On Fri, 8 Apr 2022 at 18:29, Malthe <mbo...@gmail.com> wrote:
>
> This is an idea which has been brought up before, sometimes introduced
> as "heresy". But an interesting twist has surfaced now which is
> typing.
>
> But firstly, let me present the idea. It is very simple, that Python
> should have declarative imports, usable anywhere using a simple
> syntax, @<dotted-name>.
>
> For example, `some_regex = @re.compile(...)`.
>
> What happens then is that before anything else in that module, that
> symbol is imported:
>
>     from re import compile as _mangled_re_compile
>
> It must be the very first thing (hoisting) because when else would it
> happen?

JavaScript has this feature.
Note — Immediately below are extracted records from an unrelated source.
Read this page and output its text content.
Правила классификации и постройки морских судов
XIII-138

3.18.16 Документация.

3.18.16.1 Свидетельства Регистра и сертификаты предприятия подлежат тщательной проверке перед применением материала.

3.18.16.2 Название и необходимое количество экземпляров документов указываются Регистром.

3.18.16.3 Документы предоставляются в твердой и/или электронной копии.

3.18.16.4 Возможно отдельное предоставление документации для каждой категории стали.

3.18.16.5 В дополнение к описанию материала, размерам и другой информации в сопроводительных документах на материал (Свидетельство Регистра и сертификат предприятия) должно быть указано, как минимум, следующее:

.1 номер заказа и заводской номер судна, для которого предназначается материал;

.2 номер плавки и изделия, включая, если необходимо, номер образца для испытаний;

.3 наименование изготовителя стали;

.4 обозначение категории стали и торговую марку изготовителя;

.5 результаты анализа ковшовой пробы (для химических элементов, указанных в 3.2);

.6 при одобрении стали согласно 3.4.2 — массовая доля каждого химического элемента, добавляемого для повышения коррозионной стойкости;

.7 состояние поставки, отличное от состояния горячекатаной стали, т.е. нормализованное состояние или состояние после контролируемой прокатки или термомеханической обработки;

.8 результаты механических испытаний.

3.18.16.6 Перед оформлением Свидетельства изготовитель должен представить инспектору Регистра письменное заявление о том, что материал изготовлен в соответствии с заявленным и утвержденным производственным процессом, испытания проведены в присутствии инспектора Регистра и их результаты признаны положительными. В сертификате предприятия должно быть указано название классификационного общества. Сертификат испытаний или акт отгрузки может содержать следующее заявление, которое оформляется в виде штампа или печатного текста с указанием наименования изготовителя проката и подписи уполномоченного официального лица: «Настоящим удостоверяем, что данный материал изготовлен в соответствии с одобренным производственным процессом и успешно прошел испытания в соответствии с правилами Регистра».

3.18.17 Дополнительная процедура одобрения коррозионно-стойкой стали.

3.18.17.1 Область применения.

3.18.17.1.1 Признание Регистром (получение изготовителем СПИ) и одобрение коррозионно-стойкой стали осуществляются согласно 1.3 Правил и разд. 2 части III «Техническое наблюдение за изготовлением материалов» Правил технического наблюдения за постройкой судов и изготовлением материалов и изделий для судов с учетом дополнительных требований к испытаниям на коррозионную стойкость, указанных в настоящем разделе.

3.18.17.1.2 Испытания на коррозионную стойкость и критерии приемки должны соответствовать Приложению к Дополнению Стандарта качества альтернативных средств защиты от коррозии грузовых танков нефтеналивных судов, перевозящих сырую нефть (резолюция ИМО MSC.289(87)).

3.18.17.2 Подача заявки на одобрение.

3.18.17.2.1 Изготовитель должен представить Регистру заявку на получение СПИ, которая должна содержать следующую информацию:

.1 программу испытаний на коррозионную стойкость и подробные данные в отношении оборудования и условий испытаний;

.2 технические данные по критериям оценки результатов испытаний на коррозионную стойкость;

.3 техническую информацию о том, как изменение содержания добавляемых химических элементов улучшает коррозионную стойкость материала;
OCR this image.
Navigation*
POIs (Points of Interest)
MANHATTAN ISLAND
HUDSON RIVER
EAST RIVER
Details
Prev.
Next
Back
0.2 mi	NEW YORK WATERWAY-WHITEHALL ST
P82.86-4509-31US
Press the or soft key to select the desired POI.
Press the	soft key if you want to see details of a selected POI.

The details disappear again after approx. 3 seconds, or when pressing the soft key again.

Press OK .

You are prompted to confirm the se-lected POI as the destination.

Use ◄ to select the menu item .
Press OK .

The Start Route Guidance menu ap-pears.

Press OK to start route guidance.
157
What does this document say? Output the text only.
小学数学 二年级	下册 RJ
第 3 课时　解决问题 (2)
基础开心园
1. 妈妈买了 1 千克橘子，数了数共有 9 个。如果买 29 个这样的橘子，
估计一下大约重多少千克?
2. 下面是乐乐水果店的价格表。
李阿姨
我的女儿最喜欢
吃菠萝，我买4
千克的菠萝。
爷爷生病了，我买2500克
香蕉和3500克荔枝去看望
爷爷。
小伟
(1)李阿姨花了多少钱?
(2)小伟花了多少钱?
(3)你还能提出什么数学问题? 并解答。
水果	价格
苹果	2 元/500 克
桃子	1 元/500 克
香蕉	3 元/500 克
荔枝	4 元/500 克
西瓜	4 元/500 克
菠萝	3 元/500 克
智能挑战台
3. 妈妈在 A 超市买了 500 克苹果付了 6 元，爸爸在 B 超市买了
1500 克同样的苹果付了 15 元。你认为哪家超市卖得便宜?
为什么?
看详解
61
ES6 modules are always imported
declaratively and always before the rest of the script is executed.

It is *extremely* annoying. Most of the time, it behaves the same way
as Python's dynamic imports, but any time it doesn't, the "imports
before the rest of the code" feature is nothing but hassle.

Here's an alternative: Have a whitelist of modules that you make use
of in this way. Any time you refer to a name that's on that whitelist
and doesn't have an assigned meaning in the module, insert an import
statement at the top of the script. It's not too hard to set up your
editor to be able to do this (eg in SciTE, I can press Ctrl+1 to
quickly run a script; a lot of editors let you configure a code
formatter that runs automatically on save, which would also work), and
then you retain full control of exactly where the importing happens.